Entrevista com Pe. Marcelo Rossi: “O perigo é esquecer a oração e cair na política”

[Cópia do post colocado no blog Fratres in Unum]
Sacerdote critica incentivo da igreja às comunidades eclesiais de base e diz que Feliciano quer criar ‘guerrilha’

Folha de São Paulo - Sacerdote católico mais famoso do país, o padre Marcelo Rossi, 45, vai de encontro à indicação da Conferência Nacional dos Bispos do Brasil (CNBB) de que o incentivo às Comunidades Eclesiais de Base (CEBs) pode ajudar a igreja a recuperar o espaço perdido para os evangélicos.

Para padre Marcelo, as CEBs –que tiveram seu auge nos anos 1980 combinando princípios cristãos a uma visão social de esquerda– apresentam o risco de estimular a “tentação à política”.

“O PT surgiu da CEB. Então, que não se politize”, diz o padre, que defende que a igreja construa grandes espaços como seu Santuário Mãe de Deus, aberto, ainda incompleto, em novembro passado.

Ele pretende concluir a obra, com capacidade para 100 mil fiéis, com as vendas de “Kairós” (ed. Globo), seu segundo livro, que será lançado amanhã em São Paulo.

Folha – Qual sua expectativa em relação ao papa Francisco?

É uma expectativa muito grande, a começar pelo rompimento dos protocolos. Espero muito da renovação da igreja, da opção pelos pobres. Espero em julho estar com ele na Jornada Mundial da Juventude e entregar o [livro] “Kairós”. Meu amigo padre Fábio de Melo, padre Reginaldo Manzotti e eu estaremos lá, cantando para ele.

Em 2007, o senhor foi impedido de cantar para o papa Bento 16 no Brasil e acusou a Arquidiocese de São Paulo de boicotá-lo. Temeu que o arcebispo dom Odilo Scherer virasse papa?

Não, pelo contrário. Dom Odilo pôde me conhecer de perto. Percebeu que eu não era um artista. Hoje tenho uma admiração e um carinho enorme por ele. Não vou dizer que [o responsável pelo boicote] foi dom Odilo. Foi o comitê organizador. É muito fácil culpar. Às vezes, a pessoa nem está sabendo.

Ainda em 2007 ele disse que seu trabalho era “insuficiente” e que “o padre não é um showman”. O que mudou?

Ele entendeu que eu não faço show. Celebro missa. Toda missa que faço, mesmo na TV, quem está à frente é o meu bispo [dom Fernando Figueiredo, bispo de Santo Amaro]. Estou lá animando. Minha função é animar as pessoas.

O último Censo apontou um aumento do número de evangélicos e a diminuição do número de católicos. Como recuperar o terreno?

O número de católicos é enorme e o de padres, em relação aos fiéis, mínimo. Para formar um sacerdote são no mínimo sete anos. Um pastor se faz em três meses. A formação é mínima. E precisa ter acolhida. A pessoa vai à igreja, ela está fechada. Os [templos] evangélicos estão sempre abertos. E o uso da mídia. Você liga a TV, sempre tem coisa evangélica, pessoas que invadem horários e horários. É até exagerado.

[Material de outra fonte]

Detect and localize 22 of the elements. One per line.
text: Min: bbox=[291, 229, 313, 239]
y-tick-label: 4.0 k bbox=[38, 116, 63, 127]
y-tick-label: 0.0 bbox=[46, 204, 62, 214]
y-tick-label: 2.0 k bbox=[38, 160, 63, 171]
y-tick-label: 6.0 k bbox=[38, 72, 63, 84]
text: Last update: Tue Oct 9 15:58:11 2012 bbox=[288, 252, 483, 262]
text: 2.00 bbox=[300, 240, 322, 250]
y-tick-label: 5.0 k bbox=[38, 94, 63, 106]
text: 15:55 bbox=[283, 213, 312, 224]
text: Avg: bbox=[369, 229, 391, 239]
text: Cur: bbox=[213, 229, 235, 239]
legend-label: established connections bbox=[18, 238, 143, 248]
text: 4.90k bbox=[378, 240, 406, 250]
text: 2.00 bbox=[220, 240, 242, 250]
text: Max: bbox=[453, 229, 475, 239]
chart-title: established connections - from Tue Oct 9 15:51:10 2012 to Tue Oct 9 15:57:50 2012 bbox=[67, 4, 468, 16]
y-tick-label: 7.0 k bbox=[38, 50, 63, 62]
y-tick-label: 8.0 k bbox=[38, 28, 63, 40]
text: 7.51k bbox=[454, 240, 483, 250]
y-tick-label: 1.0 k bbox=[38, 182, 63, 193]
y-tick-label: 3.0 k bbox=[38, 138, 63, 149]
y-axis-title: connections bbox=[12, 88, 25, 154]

Na assembleia da CNBB, neste mês, a igreja indicou que quer incentivar as Comunidades Eclesiais de Base para recuperar espaço em áreas pobres. Deve ser esse o caminho?

Aí eu questiono. Acho as CEBs importantes, mas hoje nosso povo precisa de grandes espaços. Vejo nas missas do Santuário. Uma vela ilumina? E dez? E 20 mil? O Palmeiras estava sem 13 titulares, mas a torcida foi e eles se classificaram na Libertadores. Faz diferença. Os evangélicos erguem grandes locais, porque reúnem as pessoas. Se ficar fechado na CEB, esquecer a oração, ficar só na política… Se olhar os que estão no governo, a maioria surgiu da CEB.

A CEB está na origem do PT.

O PT surgiu da CEB. Então, que não politize. O perigo é este: cair na política.

O senhor é criticado por atrair o público, mas adotar um discurso conservador e distante dos problemas sociais.

Temos trabalhos com recuperação de drogados, arrecadação de alimentos. Nas CEBs, acaba se tornando mais política do que social. É mais perigoso a pessoa ter a tentação à política na CEB.

Acha que a igreja serviu de trampolim para integrantes do governo ou do PT?

Não poderia julgar. A Igreja Católica é apartidária, pelo menos deve ser. Os evangélicos, às vezes, determinam em quem votar. Estamos voltando à Idade Média, o período mais terrível e negro da igreja.

Mas na campanha do ano passado houve episódios polêmicos envolvendo a Igreja Católica, como a declaração de dom Odilo contra a campanha de Celso Russomanno.

E dom Fernando depois se manifestou [disse que Russomanno era católico]. Russomanno saiu de encontro de casais. Fiz o casamento dele, batizei os filhos. Ele é católico. É fácil hoje você destruir uma pessoa. Veja o [deputado Gabriel] Chalita [acusado de receber favores de empresas quando era secretário estadual da Educação].

Como avalia as denúncias contra ele, que é seu amigo?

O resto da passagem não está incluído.